The image of General Zod flickered faintly at the edge of things as news emerged this week that Yaya Touré may leave Manchester City if the club fails to offer him a new contract by – ahem – this weekend. At least according to his frighteningly blunt agent, whom the Sun reported as saying: "He is one of the best players at Manchester City … but does not feel the respect of the staff." Naturally the first impulse here is to sympathise with the tragically under-respected Touré. Beyond which it is perhaps time to accept, first, that the departure of last season's Premier League star man seems pretty much inevitable. And secondly that it is, for the neutral, surprisingly hard to care.

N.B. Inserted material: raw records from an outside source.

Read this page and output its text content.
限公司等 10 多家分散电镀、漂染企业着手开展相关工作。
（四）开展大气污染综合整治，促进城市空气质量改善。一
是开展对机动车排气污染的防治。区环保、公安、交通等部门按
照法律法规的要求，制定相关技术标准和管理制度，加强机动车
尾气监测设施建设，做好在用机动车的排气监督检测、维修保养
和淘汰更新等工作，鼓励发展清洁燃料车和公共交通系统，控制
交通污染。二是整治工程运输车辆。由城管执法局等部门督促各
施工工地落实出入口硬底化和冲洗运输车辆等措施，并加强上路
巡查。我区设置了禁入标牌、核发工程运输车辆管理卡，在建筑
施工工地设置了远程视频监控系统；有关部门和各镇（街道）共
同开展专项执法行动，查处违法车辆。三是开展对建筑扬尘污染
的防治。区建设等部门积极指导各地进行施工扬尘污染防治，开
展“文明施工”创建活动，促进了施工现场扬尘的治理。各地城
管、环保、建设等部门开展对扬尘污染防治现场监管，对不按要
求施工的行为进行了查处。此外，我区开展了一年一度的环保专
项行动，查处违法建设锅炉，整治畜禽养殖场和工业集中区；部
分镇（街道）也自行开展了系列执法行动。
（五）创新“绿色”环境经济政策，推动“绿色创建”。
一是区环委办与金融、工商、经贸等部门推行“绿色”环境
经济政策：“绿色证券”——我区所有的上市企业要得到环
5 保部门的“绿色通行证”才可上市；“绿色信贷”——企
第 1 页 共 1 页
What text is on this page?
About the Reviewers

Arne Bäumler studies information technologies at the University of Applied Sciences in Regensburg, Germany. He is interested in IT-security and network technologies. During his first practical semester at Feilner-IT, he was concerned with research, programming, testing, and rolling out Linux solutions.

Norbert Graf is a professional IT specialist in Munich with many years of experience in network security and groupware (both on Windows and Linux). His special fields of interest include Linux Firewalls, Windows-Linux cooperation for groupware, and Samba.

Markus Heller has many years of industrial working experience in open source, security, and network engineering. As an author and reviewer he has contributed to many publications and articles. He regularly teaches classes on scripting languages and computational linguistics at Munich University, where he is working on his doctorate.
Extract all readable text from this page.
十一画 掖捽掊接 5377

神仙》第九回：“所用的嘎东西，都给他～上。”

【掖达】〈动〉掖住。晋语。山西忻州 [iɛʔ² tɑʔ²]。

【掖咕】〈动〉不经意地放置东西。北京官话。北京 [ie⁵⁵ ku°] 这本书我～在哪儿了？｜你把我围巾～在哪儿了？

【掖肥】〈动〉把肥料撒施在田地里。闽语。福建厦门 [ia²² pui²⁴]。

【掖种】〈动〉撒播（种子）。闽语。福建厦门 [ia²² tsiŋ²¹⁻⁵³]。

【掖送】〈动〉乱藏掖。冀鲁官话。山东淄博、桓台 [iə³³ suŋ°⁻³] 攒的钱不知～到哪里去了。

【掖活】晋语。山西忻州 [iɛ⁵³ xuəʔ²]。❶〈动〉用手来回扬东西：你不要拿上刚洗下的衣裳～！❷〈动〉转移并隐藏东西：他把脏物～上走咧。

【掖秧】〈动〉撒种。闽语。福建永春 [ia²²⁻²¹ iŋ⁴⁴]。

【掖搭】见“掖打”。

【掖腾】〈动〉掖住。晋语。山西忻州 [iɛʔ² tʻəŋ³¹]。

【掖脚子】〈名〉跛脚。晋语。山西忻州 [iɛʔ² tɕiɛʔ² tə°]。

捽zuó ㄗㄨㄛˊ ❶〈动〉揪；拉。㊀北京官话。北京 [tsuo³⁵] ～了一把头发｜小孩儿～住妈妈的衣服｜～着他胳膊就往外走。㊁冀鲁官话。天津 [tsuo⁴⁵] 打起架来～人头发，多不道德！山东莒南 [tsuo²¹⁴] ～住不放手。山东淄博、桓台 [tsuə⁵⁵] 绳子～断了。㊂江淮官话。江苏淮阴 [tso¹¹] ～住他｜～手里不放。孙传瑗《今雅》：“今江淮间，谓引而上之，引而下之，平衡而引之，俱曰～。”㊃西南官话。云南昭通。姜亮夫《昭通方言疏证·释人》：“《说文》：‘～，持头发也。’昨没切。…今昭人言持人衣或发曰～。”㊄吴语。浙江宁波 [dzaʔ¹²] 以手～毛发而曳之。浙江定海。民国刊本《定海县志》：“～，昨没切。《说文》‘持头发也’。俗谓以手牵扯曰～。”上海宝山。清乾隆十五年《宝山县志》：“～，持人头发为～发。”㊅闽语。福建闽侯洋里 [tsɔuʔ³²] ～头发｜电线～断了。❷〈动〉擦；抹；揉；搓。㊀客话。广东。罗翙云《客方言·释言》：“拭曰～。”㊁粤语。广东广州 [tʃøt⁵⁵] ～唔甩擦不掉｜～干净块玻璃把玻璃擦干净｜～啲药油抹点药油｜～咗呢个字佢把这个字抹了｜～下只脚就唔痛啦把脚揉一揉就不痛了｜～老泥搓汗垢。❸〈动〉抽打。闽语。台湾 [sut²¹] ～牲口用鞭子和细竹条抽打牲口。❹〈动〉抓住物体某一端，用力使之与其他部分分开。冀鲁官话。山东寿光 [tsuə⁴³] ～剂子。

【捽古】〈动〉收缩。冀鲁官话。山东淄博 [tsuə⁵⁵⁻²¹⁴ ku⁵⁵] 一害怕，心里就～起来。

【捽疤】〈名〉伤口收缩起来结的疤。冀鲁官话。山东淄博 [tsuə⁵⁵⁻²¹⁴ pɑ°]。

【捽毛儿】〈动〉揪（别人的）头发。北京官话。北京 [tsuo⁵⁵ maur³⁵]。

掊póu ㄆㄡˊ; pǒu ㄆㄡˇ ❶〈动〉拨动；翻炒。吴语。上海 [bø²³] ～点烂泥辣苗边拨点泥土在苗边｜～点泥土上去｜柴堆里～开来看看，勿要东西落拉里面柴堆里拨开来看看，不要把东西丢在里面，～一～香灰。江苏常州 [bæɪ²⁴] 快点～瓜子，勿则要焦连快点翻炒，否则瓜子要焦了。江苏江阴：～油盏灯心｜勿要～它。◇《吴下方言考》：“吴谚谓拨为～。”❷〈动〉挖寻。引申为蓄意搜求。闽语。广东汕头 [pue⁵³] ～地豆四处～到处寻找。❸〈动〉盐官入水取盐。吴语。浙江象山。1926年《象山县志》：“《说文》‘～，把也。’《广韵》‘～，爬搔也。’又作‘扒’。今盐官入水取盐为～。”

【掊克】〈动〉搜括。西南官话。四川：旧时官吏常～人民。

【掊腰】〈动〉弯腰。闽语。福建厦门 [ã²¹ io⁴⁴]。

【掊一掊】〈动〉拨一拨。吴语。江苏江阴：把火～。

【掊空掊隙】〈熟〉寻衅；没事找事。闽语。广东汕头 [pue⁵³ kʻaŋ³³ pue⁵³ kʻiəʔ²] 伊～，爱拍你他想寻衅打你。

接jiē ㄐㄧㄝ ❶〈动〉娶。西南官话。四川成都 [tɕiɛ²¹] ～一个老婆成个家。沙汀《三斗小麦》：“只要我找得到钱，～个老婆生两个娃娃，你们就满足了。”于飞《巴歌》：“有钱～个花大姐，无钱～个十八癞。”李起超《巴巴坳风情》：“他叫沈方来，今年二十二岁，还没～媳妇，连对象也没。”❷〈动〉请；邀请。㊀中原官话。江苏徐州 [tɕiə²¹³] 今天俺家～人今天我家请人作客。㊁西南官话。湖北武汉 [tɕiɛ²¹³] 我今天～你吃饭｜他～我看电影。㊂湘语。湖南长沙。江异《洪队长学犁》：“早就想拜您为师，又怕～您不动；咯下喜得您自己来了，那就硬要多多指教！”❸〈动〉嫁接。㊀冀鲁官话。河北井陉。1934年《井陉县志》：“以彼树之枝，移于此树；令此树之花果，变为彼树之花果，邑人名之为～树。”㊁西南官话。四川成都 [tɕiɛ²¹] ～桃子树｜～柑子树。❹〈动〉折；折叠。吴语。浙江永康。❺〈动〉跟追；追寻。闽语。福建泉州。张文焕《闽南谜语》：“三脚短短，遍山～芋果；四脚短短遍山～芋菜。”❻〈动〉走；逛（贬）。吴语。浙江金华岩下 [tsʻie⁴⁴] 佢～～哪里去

This at least feels like a new thing. For the past few years the annual star player transfer saga – Cesc! Cristiano! The other ones! – has become a regular springtime feature, capable of generating, if not palm-sweating tension, then at least a tremor of interest. And yet the departure of Touré at the end of a slightly disappointing six months feels distinctly minor chord. This is not perhaps the fault of Touré himself, a player of endearingly robust qualities, carrying about him a heady waft of English football's own folk-wrestling roots, and who stationed upfield in his alternative runaway-dustcart mode has managed to conjure his own rather gravy-and-chips English take on the notion of the attacking midfielder, a kind of bouncer-fantasista who rather than stealing into space between the lines simply barges right through the parping, scattering roadblocks.

If there is something a little sullen and joyless about his pre-departure manoeuvrings, this is no doubt just another side-effect of the general billionairing-over of elite English football. This is a world that, by association, will always tend towards the glazed seven-star certainties of the billionaire's own climate-free variation on human existence, a place of absolute fiscal certainties, of surfaces that yield every time to the billionaire's gilded touch, and which is by its very nature the complete opposite of what sport is supposed to look like.

It is a high-stakes approach, if only because without victory the billionaire club is basically a pointless enterprise, its failures deprived of any redeeming sense of ragged human struggle, of the vegetative pleasures of old-style team building, driven instead by the instant gratifications of the Zod-football model. Hence, perhaps, why Chelsea have emerged as surely the unhappiest European champions of all time, victims in part of this basic restlessness, the lack of an end point, the sense that nothing will ever really be enough.

And so, set against the older notion of process, of engrossing trial and error, we now have the world of elite short-cut football, of the off-the-shelf team constructed with precarious abandon like a teetering champagne-glass pyramid. A different kind of skill is required here. The team must be constantly refreshed, expertly broken up, wringing the juice from those who are, it is clear all along, only passing through.

Touré may have run his course, like a leased executive car in need of a late-stage refit, but there are others at City who have proved to be stayers. Pablo Zabaleta, for example, a full-back of such huskily stoical determination you half expect to look down and notice he's played the entire second half with a rescued child under one arm or a sickly seal pup in a papoose around his neck. Or Sergio Agüero who – where Carlos Tevez remains essentially a source of hired human enthusiasm, the Premier League equivalent of a really energetic children's party entertainer – is a creature of pure football, a player who from a distance even looks a bit like a football, seeming at full speed not so much to run as to propel himself about the pitch with a pulse of his brilliantly rubberised limbs.

In the end this is perhaps simply a shift of tone. The idea of the semi-permanent superstar player may have congealed a little, to the extent that a club's faded star turn can pretty much announce he's leaving and draw little more than a slightly jaded yawn. Against this it must be said that City's gentlemanly Sheikhs appear to have a different kind of club in mind in the long-run. That high spec academy will, it is hoped, begin to bear blue-veined fruit in time. Plus, lest we forget, they also bought Scott Sinclair and Jack Rodwell last summer, albeit in the same way Prince Charles might purchase a hand-crafted native pot in some overpriced tourist bazaar, nodding and smiling politely before allowing it to be buried forever behind a screen in one of the minor guest bedrooms.

Beyond this City are still the kind of club where a narrative of more recognisable struggles runs deeper than any more recent Zod-like impulses. And where the more absorbing footballing processes seem likely to reassert themselves in time. Perhaps bringing with them the kind of success that feels – Yaya! Stay awhile! – like it may even be worth sticking around for.